Climate risks, data theft top fears at World Economic Forum meeting
LONDON (AFP) – The risks of catastrophic weather and flooding from climate change are exercising business leaders heading into next week’s World Economic Forum (WEF) meeting in Davos, the organisation said Wednesday (Jan 16).
An annual WEF report – based on a survey of about 1,000 respondents drawn from the Davos community of business leaders, politicians, civil society and academics – shows climate change has become the dominant concern for three years running.
Data theft and cyberattacks have joined climate change in the top tier of worries, but respondents also highlighted anxiety about worsening international relations and the risk that poses for the world economy.
Just under 90 per cent of people in the survey, conducted over September and October, expected international trading rules and agreements to weaken further, as President Donald Trump’s “America First” agenda undermines the architecture on which global trade has been built.
“With global trade and economic growth at risk in 2019, there is a more urgent need than ever to renew the architecture of international cooperation,” Borge Brende, president of the WEF, said in a press release accompanying the 114-page report.
“We simply do not have the gunpowder to deal with the kind of slowdown that current dynamics might lead us towards. What we need now is coordinated, concerted action to sustain growth and to tackle the grave threats facing our world today,” he said.
The growing risk of Britain crashing out of the European Union without a Brexit deal in late March is also worrying global institutions and will figure at the meetings next week in the Swiss Alps, with a number of British and EU officials attending.
FAILURE TO ACT
Fully 90 per cent of the respondents expected “further economic confrontation between major powers in 2019”, although the survey was conducted before Trump and Chinese President Xi Jinping agreed last month to try to negotiate a peace pact on their tariffs war.
Trump has also withdrawn from the Paris accord on climate change. While other countries agreed at UN talks last month on a common action plan, the most vulnerable states along with environmentalists warned the pact lacked the ambition needed to restrict carbon emissions.
The WEF report showed mounting alarm about the risks of extreme weather and a failure to take mitigating action as temperatures rise, detailing the possibility of many low-lying cities in Asia, Europe and North America being wiped off the map by flooding.
China alone has more than 78 million people in cities at risk of inundation, a number increasing by three percent every year, the report said, citing World Bank research.
Alison Martin, group chief risk officer at Zurich Insurance Group, said 2018 was already marked by historic wildfires, heavy flooding and rising greenhouse gas emissions.

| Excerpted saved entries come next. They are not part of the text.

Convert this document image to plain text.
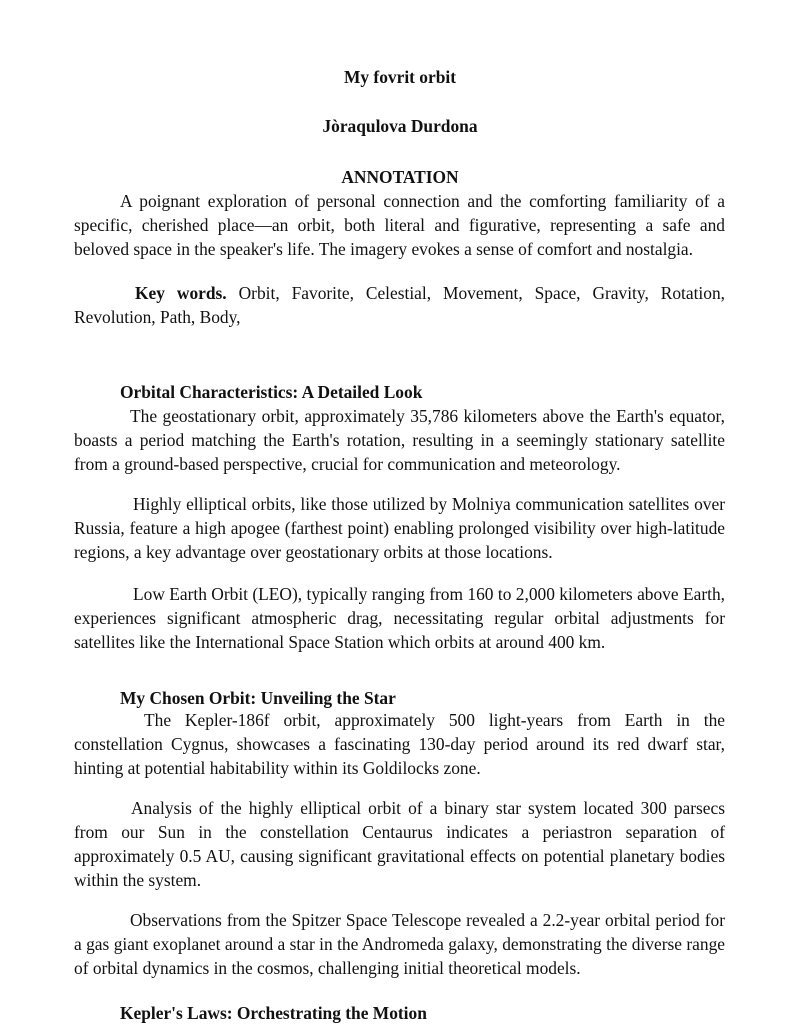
My fovrit orbit
Jòraqulova Durdona
ANNOTATION
A poignant exploration of personal connection and the comforting familiarity of a specific, cherished place—an orbit, both literal and figurative, representing a safe and beloved space in the speaker's life. The imagery evokes a sense of comfort and nostalgia.
Key words. Orbit, Favorite, Celestial, Movement, Space, Gravity, Rotation, Revolution, Path, Body,
Orbital Characteristics: A Detailed Look
The geostationary orbit, approximately 35,786 kilometers above the Earth's equator, boasts a period matching the Earth's rotation, resulting in a seemingly stationary satellite from a ground-based perspective, crucial for communication and meteorology.
Highly elliptical orbits, like those utilized by Molniya communication satellites over Russia, feature a high apogee (farthest point) enabling prolonged visibility over high-latitude regions, a key advantage over geostationary orbits at those locations.
Low Earth Orbit (LEO), typically ranging from 160 to 2,000 kilometers above Earth, experiences significant atmospheric drag, necessitating regular orbital adjustments for satellites like the International Space Station which orbits at around 400 km.
My Chosen Orbit: Unveiling the Star
The Kepler-186f orbit, approximately 500 light-years from Earth in the constellation Cygnus, showcases a fascinating 130-day period around its red dwarf star, hinting at potential habitability within its Goldilocks zone.
Analysis of the highly elliptical orbit of a binary star system located 300 parsecs from our Sun in the constellation Centaurus indicates a periastron separation of approximately 0.5 AU, causing significant gravitational effects on potential planetary bodies within the system.
Observations from the Spitzer Space Telescope revealed a 2.2-year orbital period for a gas giant exoplanet around a star in the Andromeda galaxy, demonstrating the diverse range of orbital dynamics in the cosmos, challenging initial theoretical models.
Kepler's Laws: Orchestrating the Motion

“It is no surprise that in 2019, environmental risks once again dominate the list of major concerns. So, too, does the growing likelihood of environmental policy failure or a lack of timely policy implementation,” she warned in the WEF press release.
For environmentalists, such a policy failure has been made more likely by the election of Brazil’s far-right president, Jair Bolsonaro, who is due to address the annual WEF gathering.
Like Trump, Bolsonaro is a climate sceptic. But the two populist leaders won’t get to rub shoulders in Switzerland after the US president cancelled his trip owing to the budget crisis in Washington.